Photographed by Hillary Black
Your kid will be the big fish in the big pond with this lunch.
• Pack 3 ounces of tuna mixed with chopped celery and include 5 whole grain crackers for dipping, such as Triscuits brand.
• Try your hand at making a fish cutout on ¼-inch-thick jicama slices for an added touch. Cut with a paring knife or use a cookie cutter.
• Then add Goldfish™ crackers, a 1-ounce package of goldfish-shaped crackers or try our Seaside Mix.
• Add some Swedish fish for dessert. Or, for a healthier option, make cute fish cutouts in dried apricots to replace the sugary Swedish fish; just use a sharp pair of kitchen shears.

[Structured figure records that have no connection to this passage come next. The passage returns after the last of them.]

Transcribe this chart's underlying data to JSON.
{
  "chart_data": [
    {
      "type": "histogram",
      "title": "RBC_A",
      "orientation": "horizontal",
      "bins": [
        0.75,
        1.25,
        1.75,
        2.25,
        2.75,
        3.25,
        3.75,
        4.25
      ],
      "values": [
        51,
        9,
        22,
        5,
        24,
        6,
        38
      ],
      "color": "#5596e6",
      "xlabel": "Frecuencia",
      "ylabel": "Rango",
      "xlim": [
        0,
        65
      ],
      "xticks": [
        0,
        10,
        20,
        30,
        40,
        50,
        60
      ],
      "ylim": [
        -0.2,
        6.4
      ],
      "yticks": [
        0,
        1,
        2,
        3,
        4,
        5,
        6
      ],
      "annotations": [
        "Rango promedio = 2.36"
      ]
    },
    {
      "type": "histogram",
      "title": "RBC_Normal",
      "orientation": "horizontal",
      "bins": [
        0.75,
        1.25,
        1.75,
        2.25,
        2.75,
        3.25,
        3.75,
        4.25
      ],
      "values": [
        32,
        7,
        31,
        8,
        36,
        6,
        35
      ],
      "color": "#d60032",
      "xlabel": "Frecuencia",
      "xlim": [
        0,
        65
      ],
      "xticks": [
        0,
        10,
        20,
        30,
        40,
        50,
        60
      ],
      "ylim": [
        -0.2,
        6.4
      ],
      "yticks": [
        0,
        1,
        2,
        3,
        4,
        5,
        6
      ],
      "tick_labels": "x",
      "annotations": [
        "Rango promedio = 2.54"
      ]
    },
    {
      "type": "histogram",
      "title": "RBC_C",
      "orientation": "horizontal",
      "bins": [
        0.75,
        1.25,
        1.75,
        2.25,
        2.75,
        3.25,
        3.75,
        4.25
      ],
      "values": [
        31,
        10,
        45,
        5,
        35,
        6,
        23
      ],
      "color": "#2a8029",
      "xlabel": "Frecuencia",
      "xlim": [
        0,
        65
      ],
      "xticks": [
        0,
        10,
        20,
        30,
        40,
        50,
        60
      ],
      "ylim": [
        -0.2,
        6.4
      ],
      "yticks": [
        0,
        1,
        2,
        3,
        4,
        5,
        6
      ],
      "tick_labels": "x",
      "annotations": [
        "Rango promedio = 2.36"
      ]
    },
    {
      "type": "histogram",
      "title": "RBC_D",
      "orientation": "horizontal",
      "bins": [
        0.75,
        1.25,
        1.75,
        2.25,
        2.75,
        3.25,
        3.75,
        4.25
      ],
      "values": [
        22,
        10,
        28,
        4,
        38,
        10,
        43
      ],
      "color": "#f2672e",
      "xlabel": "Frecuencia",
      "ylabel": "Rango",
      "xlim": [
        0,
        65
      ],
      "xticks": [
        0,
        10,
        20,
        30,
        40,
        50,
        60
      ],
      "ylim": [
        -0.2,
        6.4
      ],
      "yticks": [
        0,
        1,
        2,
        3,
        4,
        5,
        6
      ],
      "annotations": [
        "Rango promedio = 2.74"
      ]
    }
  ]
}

• To finish, include 1/2 cup of blueberries to represent the deep blue sea.
10 grams total fat
Dietician’s Note: Tuna is not only rich in protein, it is also a great source of omega-3 fatty acids, which have been shown to promote healthy brain cell development. But to reduce the risk of mercury contamination, opt for chunk light tuna. Children should avoid Albacore or solid white tuna, as they most likely contain higher concentrations of mercury. Parents are advised to limit their children’s consumption of canned tuna to less than 1 ounce of canned light tuna for every 12 pounds of body weight per week, in order to stay below the level of mercury the EPA considers safe. In other words, a child weighing 50 pounds should have fewer than 4 ounces.
Photographed by Tonya Dailey
Use favorite small cookie cutters or sandwich cutouts.
• Spread one slice of bread with light cream cheese or nut butter, 1 tablespoon of jam or preserves and top with the other slice of bread.
• Use cutters to make a sandwich puzzle and then place in a covered container.
• Pack 1 cup cut up assorted veggies.
• Slice an apple from the side in toward the core to create rounds; cut out the center with one of the cookie cutters and replace the piece. Sprinkle with lemon juice or dip in water mixed with lemon juice before packing. Or, serve with a favorite fruit (pictured).